Лихорадка: Но по делам их каждый узнает, о каком досуге они пекутся!.. Честное слово, их должно было бы терпеть, но лишь в том случае, если бы, следуя наставлению Плутарха, они употребляли покой и досуг на совершенствование в науках и разуме.

Гуттен: Правильно рассуждаешь, как я посмотрю.

Лихорадка: Так впусти же меня!

Гуттен: Я бы впустил, да в твоем совете нуждаются Германские Государи, чтобы поправить дела Империи, обратив те неисчислимые сокровища, что прикарманивают праздные попишки, частью на военные нужды, частью на поддержку ученых.

Лихорадка: Хочешь, чтобы Карл это сделал?

Гуттен: Если он сможет обойтись без лихорадки — хочу.

Лихорадка: А я думала, ты меня к Карлу пошлешь.

Гуттен: Нет, не пошлю и сам, вместо тебя, подам ему этот совет.

Лихорадка: Тогда попы станут призывать на тебя лихорадку.

Гуттен: А я на них — подагру, ишиас, ревматизм и такую язву, страшнее которой и не выдумаешь, — подружек!
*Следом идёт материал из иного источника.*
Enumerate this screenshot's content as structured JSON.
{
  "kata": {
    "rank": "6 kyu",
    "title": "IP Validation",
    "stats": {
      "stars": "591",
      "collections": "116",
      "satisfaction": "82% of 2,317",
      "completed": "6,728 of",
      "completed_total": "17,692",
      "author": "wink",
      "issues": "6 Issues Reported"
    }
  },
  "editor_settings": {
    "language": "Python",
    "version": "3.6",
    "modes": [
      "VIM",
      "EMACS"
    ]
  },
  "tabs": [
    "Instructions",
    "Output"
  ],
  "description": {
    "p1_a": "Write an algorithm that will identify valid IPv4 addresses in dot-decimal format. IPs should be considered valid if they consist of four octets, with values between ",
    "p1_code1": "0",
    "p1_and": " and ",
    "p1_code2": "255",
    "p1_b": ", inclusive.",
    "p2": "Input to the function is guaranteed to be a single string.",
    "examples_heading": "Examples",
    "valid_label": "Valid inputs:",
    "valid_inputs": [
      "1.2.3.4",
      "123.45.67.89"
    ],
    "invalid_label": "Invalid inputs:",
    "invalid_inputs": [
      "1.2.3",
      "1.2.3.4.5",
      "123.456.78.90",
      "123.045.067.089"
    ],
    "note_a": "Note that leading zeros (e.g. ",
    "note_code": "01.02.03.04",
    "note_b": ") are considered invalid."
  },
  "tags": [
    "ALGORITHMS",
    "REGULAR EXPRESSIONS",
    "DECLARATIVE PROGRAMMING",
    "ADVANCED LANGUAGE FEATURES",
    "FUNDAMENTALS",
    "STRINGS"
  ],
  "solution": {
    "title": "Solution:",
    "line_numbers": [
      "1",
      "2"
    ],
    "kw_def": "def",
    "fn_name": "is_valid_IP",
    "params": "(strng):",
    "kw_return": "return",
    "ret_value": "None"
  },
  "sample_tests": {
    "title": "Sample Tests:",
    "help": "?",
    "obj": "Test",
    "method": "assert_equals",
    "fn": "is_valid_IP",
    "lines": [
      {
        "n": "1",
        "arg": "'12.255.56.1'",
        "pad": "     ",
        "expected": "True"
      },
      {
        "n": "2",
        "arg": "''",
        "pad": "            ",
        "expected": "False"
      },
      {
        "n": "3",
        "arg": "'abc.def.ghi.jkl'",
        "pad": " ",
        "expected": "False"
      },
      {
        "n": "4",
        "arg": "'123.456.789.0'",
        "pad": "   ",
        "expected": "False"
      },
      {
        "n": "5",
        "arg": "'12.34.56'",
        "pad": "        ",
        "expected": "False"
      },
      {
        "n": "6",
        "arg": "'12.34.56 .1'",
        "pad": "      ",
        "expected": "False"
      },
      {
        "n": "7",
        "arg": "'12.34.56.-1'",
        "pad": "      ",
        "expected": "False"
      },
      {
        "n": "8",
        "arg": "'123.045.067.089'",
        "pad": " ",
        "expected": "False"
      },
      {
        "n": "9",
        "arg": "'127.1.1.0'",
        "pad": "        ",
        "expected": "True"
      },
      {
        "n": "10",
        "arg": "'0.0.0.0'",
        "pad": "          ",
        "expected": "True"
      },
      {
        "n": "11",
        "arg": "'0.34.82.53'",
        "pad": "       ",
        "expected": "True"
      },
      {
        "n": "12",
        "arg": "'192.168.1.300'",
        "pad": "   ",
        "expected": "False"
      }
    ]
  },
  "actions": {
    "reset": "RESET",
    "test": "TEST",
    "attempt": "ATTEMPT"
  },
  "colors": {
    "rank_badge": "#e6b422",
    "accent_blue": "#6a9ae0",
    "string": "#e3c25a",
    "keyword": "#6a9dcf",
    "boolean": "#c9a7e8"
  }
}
Лихорадка: Тогда они тебя изведут.

Гуттен: Карл расправится с ними прежде, чем они узнают, что это я подсказал ему такое решение.

Лихорадка: Тебя, я вижу, ждет столько бед, что лихорадка уже ни к чему.

Гуттен: Ну, там поглядим, может быть, я сам охотно пойду навстречу беде, лишь бы Император согласился...

Лихорадка: ...перебить попов?

Гуттен: Отнюдь! Пусть он заставит их расстаться с бездельем, покоем, праздностью, невоздержностью, ленью — самыми скверными в жизни пристрастиями, и быть воистину священниками, пекущимися о духовном и презирающими мирское; пусть, далее, внушит им, что нажива и благочестие — не одно и то же, пусть обуздает их страсть к роскоши и положит конец позорным нравам и привычкам.

Лихорадка: Но кто одобрит и поддержит такие действия?

Гуттен: Тот, Кто сказал: Священники Твои облекутся правдою (Пс. 131, 9), написав о них в другом месте: Ибо нет в устах их истины: сердце их — пагуба (Пс. 5, 10). А еще один великий муж восклицал: Горе пастырям Израилевым, которые пасли себя самих! (Иез. 34, 2).

Лихорадка: Мыслишь тонко и верно — а все благодаря мне!.. О чем, однако, ты хотел бы говорить в первую очередь, убеждая Карла принять твой совет?

Гуттен: Я призову его очистить пшеницу Господню и заново возделать виноградник, о котором сказано было устами пророка: «Множество пастухов испортили Мой виноградник, истоптали ногами участок Мой». Затем я докажу, что только так он и должен поступить, если желает видеть Германию вкушающей мир и намерен воспрепятствовать негодяям почитаться людьми честными и порядочными. Недостойно доброго Императора терпеливо смиряться с тем, что, к ущербу всего государства, никчемные людишки наслаждаются полной праздностью, и не просто наслаждаются, но еще и во всем без исключения главенствуют. Ты сама видишь, как надменно и нагло властвуют эти господа, которые, невзирая на крайнюю испорченность, отличающую большую их часть, именуют себя Церковью и, словно некие избранники Божии, toÝj kl»rouj, меж тем как нет никого, чья жизнь была бы столь же противна и чужда Христу. Но благодаря этим титулам они вознеслись непомерно и ныне подчинили своей тирании даже великих государей, а христианский люд покорен им до такой степени, что самого последнего из духовных величает господином.

Лихорадка: Теперь я убедилась, что ты и впрямь человек достаточно искушенный и, стало быть, лихорадка тебе не нужна... Но все-таки сначала надо бы очистить Рим — рассадник этих злых бедствий.

Гуттен: Разумеется, надо бы.

Лихорадка: Ну, будь здоров.

Гуттен: Что это? Доброе пожелание?

Лихорадка: Нет, нет, я оговорилась. Будь всегда болен!

Гуттен: Ну, ты, вещунья негодная, убирайся к негодяям! А нас да хранит Христос.